[Twisted-Python] Send many large files with PB

Tue May 16 19:24:24 MDT 2006

Hi,

I'm using PB in a distributed application that has suddenly grown the
requirement to copy directories of files between the servers.

>From lurking on the mailing list archives, it seems that the best way
to move large amounts of data between Twisted servers is to use a
twisted.spread.util.Pager sub-class to pipe the data.  Between that
information and the "How to use twisted pb pager" [1] document, I'm
probably good to go on how to transfer large amounts of data.

However, I wanted to step back and ask what's the best way to actually
package the files that I'm going to send.  To make things concrete,
suppose I need to send data from SRC to DEST and that SRC has a PB
RemoteReference to DEST.  Also, most files will be huge (gigabytes)
and nested in directories.

- Should I send the files from SRC to DEST one-by-one?  That is, make
  a new PB request for a new Pager reference for each file, stream the
  file using a twisted.spread.util.FilePager instance, then repeat
  with the next file, and so on.  This has the advantage that I think
  I can do it fairly easily, but has the disadvantage of requiring
  many PB calls (with the associated bookkeeping in my application).

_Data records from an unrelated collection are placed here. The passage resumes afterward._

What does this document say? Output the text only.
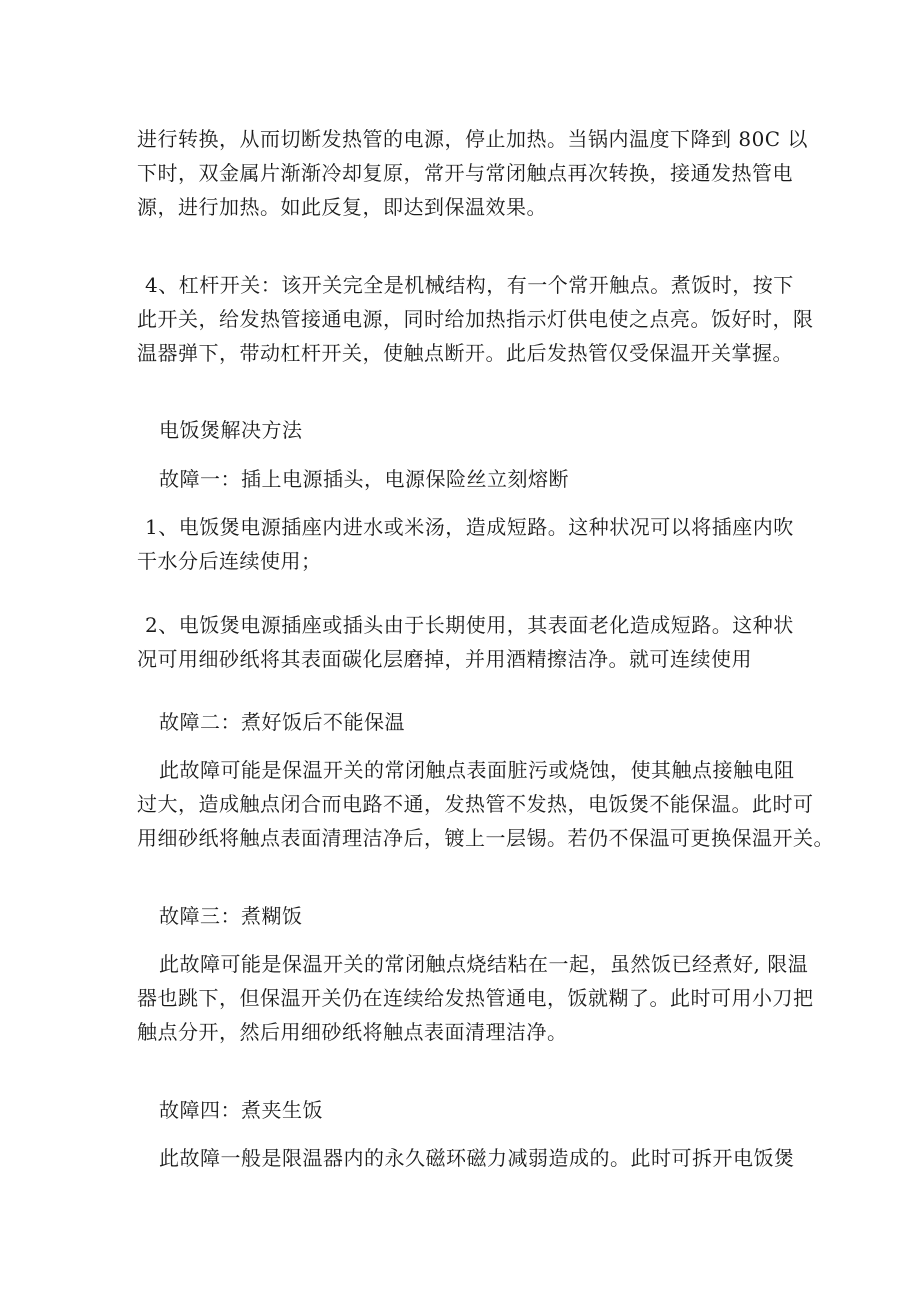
进行转换，从而切断发热管的电源，停止加热。当锅内温度下降到 80C 以
下时，双金属片渐渐冷却复原，常开与常闭触点再次转换，接通发热管电
源，进行加热。如此反复，即达到保温效果。
4、杠杆开关：该开关完全是机械结构，有一个常开触点。煮饭时，按下
此开关，给发热管接通电源，同时给加热指示灯供电使之点亮。饭好时，限
温器弹下，带动杠杆开关，使触点断开。此后发热管仅受保温开关掌握。
电饭煲解决方法
故障一：插上电源插头，电源保险丝立刻熔断
1、电饭煲电源插座内进水或米汤，造成短路。这种状况可以将插座内吹
干水分后连续使用；
2、电饭煲电源插座或插头由于长期使用，其表面老化造成短路。这种状
况可用细砂纸将其表面碳化层磨掉，并用酒精擦洁净。就可连续使用
故障二：煮好饭后不能保温
此故障可能是保温开关的常闭触点表面脏污或烧蚀，使其触点接触电阻
过大，造成触点闭合而电路不通，发热管不发热，电饭煲不能保温。此时可
用细砂纸将触点表面清理洁净后，镀上一层锡。若仍不保温可更换保温开关。
故障三：煮糊饭
此故障可能是保温开关的常闭触点烧结粘在一起，虽然饭已经煮好, 限温
器也跳下，但保温开关仍在连续给发热管通电，饭就糊了。此时可用小刀把
触点分开，然后用细砂纸将触点表面清理洁净。
故障四：煮夹生饭
此故障一般是限温器内的永久磁环磁力减弱造成的。此时可拆开电饭煲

- Or, is it better to use something like tarfile module to create a
  stream of bytes that I stream to the other side and decode?  There's
  something appealing to using tarfile--it's like the oft-seen "tar
  -xf - | ssh user at host 'tar -cf -'" way of transferring files.  Plus,
  the tarfile module takes care of making directories and the like for
  me.

  This method has the advantage of a single PB call, but the
  disadvantage that I can't quite figure out how to use tarfile with
  Twisted.  The tarfile module requires an file-like object to stream
  to or stream from.  I don't think the naive approach of just adding
  __write__ method to a Pager or __read__ method to a
  CallbackPageCollector will work without taking up all of the memory
  in my system or blocking in some way.

- Finally, should I be doing something completely different?
  Normally, outside of my application, I'd just use rsync, scp, or
  some such.  However, the users of this application don't know how to
  use these tools.  I can't spawn these programs without getting into
  authentication issues between the machines.  Doing this within
  Twisted seems like a good idea because the machines are already
  authenticated to each other through PB, but I could be wrong.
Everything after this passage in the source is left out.